I want to add some practical context about what mass spec CAN'T tell you: 1. Stereochemistry: Mass spec measures molecular weight, which is identical for L-amino acid peptides and D-amino acid peptides. A peptide made with the wrong stereoisomer of an amino acid would have the correct mass but might not be biologically active. Detecting this requires chiral chromatography or enzymatic digestion analysis — tests that are almost never performed on community-submitted samples. 2. Post-translational modifications vs. synthesis artifacts: Semaglutide has a specific modification (the C18 fatty diacid on lysine-26 via a linker). Mass spec confirms the total mass is correct, which implies the modification is present. But it doesn't tell you WHERE the modification is attached. If it migrated to a different lysine during synthesis (there are multiple lysines in the sequence), the mass would be the same but the bioactivity might be affected. This requires peptide mapping (enzymatic digestion + LC-MS/MS) to verify — again, rarely done for community testing. 3. Aggregation state: Semaglutide can form oligomers (dimers, trimers) under certain conditions. These aggregates can be immunogenic. Mass spec under denaturing conditions (which ESI typically uses) will break up aggregates, so you'd see the monomer mass and miss the aggregation. Size exclusion chromatography (SEC) is needed to detect aggregates. Am I being paranoid? Maybe. But these are real quality attributes that matter for a pharmaceutical product, and they're completely invisible to the typical "HPLC purity + ESI-MS identity" testing panel that community COAs provide. It doesn't mean the testing is useless — it's extremely valuable for confirming identity and basic purity. But it's not the same as the full characterization that a pharmaceutical company performs.

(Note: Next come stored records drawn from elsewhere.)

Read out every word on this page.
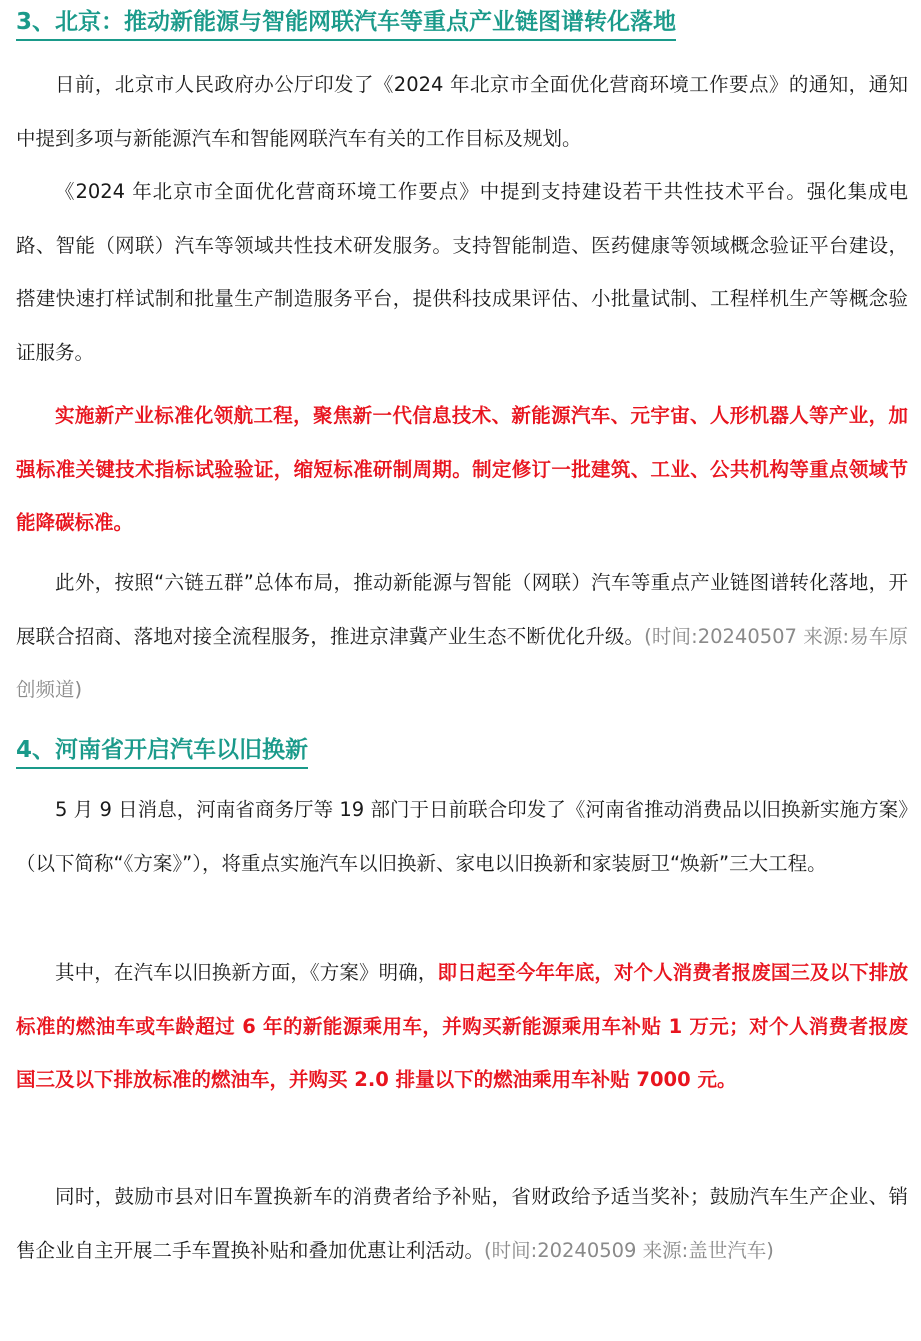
3、北京：推动新能源与智能网联汽车等重点产业链图谱转化落地

日前，北京市人民政府办公厅印发了《2024 年北京市全面优化营商环境工作要点》的通知，通知中提到多项与新能源汽车和智能网联汽车有关的工作目标及规划。

《2024 年北京市全面优化营商环境工作要点》中提到支持建设若干共性技术平台。强化集成电路、智能（网联）汽车等领域共性技术研发服务。支持智能制造、医药健康等领域概念验证平台建设，搭建快速打样试制和批量生产制造服务平台，提供科技成果评估、小批量试制、工程样机生产等概念验证服务。

实施新产业标准化领航工程，聚焦新一代信息技术、新能源汽车、元宇宙、人形机器人等产业，加强标准关键技术指标试验验证，缩短标准研制周期。制定修订一批建筑、工业、公共机构等重点领域节能降碳标准。

此外，按照“六链五群”总体布局，推动新能源与智能（网联）汽车等重点产业链图谱转化落地，开展联合招商、落地对接全流程服务，推进京津冀产业生态不断优化升级。(时间:20240507 来源:易车原创频道)

4、河南省开启汽车以旧换新

5 月 9 日消息，河南省商务厅等 19 部门于日前联合印发了《河南省推动消费品以旧换新实施方案》（以下简称“《方案》”），将重点实施汽车以旧换新、家电以旧换新和家装厨卫“焕新”三大工程。

其中，在汽车以旧换新方面，《方案》明确，即日起至今年年底，对个人消费者报废国三及以下排放标准的燃油车或车龄超过 6 年的新能源乘用车，并购买新能源乘用车补贴 1 万元；对个人消费者报废国三及以下排放标准的燃油车，并购买 2.0 排量以下的燃油乘用车补贴 7000 元。

同时，鼓励市县对旧车置换新车的消费者给予补贴，省财政给予适当奖补；鼓励汽车生产企业、销售企业自主开展二手车置换补贴和叠加优惠让利活动。(时间:20240509 来源:盖世汽车)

Frank, you're not wrong, but let's contextualize this for the average person reading this thread: The tests that community members can reasonably afford and access: - HPLC purity: ~$50-80 - Content/potency by HPLC: ~$50-80 - ESI-MS identity: ~$40-60 - Full panel (purity + content + identity): $120-$150 The tests you're describing: - Chiral purity: $300-$500 - Peptide mapping by LC-MS/MS: $500-$1000+ - Size exclusion chromatography: $200-$400 - Full pharmaceutical characterization: $5,000-$10,000+ Nobody in this community is going to spend $5,000 to characterize a $100 vial of sema. And honestly, for the purpose of "is this actually semaglutide at the right purity and potency?" the standard panel (HPLC + MS) answers the question 95% of the time. The risk of stereochemical errors, modification migration, or aggregation exists, but it's low for reputable peptide manufacturers. These issues are more common with poorly optimized synthesis processes, and they'd likely manifest as reduced biological activity — which users would notice clinically. So yes, be aware of the limitations. But don't let perfect testing be the enemy of good testing. The standard COA panel is a massive improvement over no testing at all.